[<prev] [next>] [<thread-prev] [thread-next>] [day] [month] [year] [list]
Message-ID: <1dbf47a3-dab3-4fbd-8146-9d4ce1787aa1@intel.com>
Date: Tue, 8 Jul 2025 16:51:45 -0700
From: Reinette Chatre <reinette.chatre@...el.com>
To: Tony Luck <tony.luck@...el.com>, Fenghua Yu <fenghuay@...dia.com>, "Maciej
Wieczor-Retman" <maciej.wieczor-retman@...el.com>, Peter Newman
<peternewman@...gle.com>, James Morse <james.morse@....com>, Babu Moger
<babu.moger@....com>, Drew Fustini <dfustini@...libre.com>, Dave Martin
<Dave.Martin@....com>, Anil Keshavamurthy <anil.s.keshavamurthy@...el.com>,
Chen Yu <yu.c.chen@...el.com>
CC: <x86@...nel.org>, <linux-kernel@...r.kernel.org>,
<patches@...ts.linux.dev>
Subject: Re: [PATCH v6 17/30] x86/resctrl: Discover hardware telemetry events
Hi Tony,
On 6/26/25 9:49 AM, Tony Luck wrote:
> Hardware has one or more telemetry event aggregators per package
> for each group of telemetry events.

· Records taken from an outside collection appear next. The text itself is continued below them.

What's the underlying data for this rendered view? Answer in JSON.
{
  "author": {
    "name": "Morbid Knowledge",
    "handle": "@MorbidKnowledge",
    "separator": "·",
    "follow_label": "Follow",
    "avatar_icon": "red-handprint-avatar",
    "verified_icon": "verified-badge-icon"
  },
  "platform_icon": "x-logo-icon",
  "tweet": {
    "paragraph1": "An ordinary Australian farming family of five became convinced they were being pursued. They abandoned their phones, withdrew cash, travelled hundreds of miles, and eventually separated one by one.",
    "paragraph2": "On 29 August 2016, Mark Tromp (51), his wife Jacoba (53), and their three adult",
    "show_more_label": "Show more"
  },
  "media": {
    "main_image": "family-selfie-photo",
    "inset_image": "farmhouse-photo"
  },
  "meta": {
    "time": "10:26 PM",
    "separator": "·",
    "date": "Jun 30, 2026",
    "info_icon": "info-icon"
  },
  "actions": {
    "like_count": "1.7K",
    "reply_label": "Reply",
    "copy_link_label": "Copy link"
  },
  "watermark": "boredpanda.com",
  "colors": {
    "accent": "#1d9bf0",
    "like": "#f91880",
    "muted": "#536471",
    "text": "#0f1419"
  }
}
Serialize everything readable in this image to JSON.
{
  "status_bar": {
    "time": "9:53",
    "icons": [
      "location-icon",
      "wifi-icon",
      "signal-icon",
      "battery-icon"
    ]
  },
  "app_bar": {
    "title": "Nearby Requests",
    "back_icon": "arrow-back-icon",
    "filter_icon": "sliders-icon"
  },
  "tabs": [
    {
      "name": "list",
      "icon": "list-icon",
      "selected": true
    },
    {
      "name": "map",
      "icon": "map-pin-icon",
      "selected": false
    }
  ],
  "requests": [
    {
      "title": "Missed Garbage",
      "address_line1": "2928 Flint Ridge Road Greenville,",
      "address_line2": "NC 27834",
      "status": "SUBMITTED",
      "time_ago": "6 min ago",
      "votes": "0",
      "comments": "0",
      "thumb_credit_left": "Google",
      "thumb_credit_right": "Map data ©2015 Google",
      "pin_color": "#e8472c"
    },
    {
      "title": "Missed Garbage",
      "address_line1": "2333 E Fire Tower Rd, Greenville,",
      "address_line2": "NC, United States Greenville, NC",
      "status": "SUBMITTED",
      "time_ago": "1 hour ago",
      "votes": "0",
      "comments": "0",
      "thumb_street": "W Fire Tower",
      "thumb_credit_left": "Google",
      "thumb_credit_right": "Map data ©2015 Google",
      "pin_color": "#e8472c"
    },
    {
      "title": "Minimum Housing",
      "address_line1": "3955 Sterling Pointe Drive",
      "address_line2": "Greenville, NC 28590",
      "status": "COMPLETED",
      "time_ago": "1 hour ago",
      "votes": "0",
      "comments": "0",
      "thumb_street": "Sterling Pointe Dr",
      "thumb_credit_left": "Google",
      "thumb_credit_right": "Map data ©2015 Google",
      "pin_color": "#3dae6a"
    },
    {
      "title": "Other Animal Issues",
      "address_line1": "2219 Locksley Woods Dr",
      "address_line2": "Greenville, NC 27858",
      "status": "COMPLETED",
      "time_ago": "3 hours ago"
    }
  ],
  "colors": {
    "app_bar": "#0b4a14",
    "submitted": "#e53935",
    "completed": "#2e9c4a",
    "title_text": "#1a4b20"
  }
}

Each aggregator provides access
> to event counts in an array of 64-bit values in MMIO space. There
> is a "guid" (in this case a unique 32-bit integer) which refers to
> an XML file published in the https://github.com/intel/Intel-PMT
"an XML file published in the" -> "an XML file published in"?
> that provides all the details about each aggregator.
>
> The XML files provide the following information:
"The XML files provide" -> "The XML file provides"
(First paragraph refers to a single XML file so I assume it means
all this information is available from one XML file?)
> 1) Which telemetry events are included in the group for this aggregator.
> 2) The order in which the event counters appear for each RMID.
> 3) The value type of each event counter (integer or fixed-point).
> 4) The number of RMIDs supported.
> 5) Which additional aggregator status registers are included.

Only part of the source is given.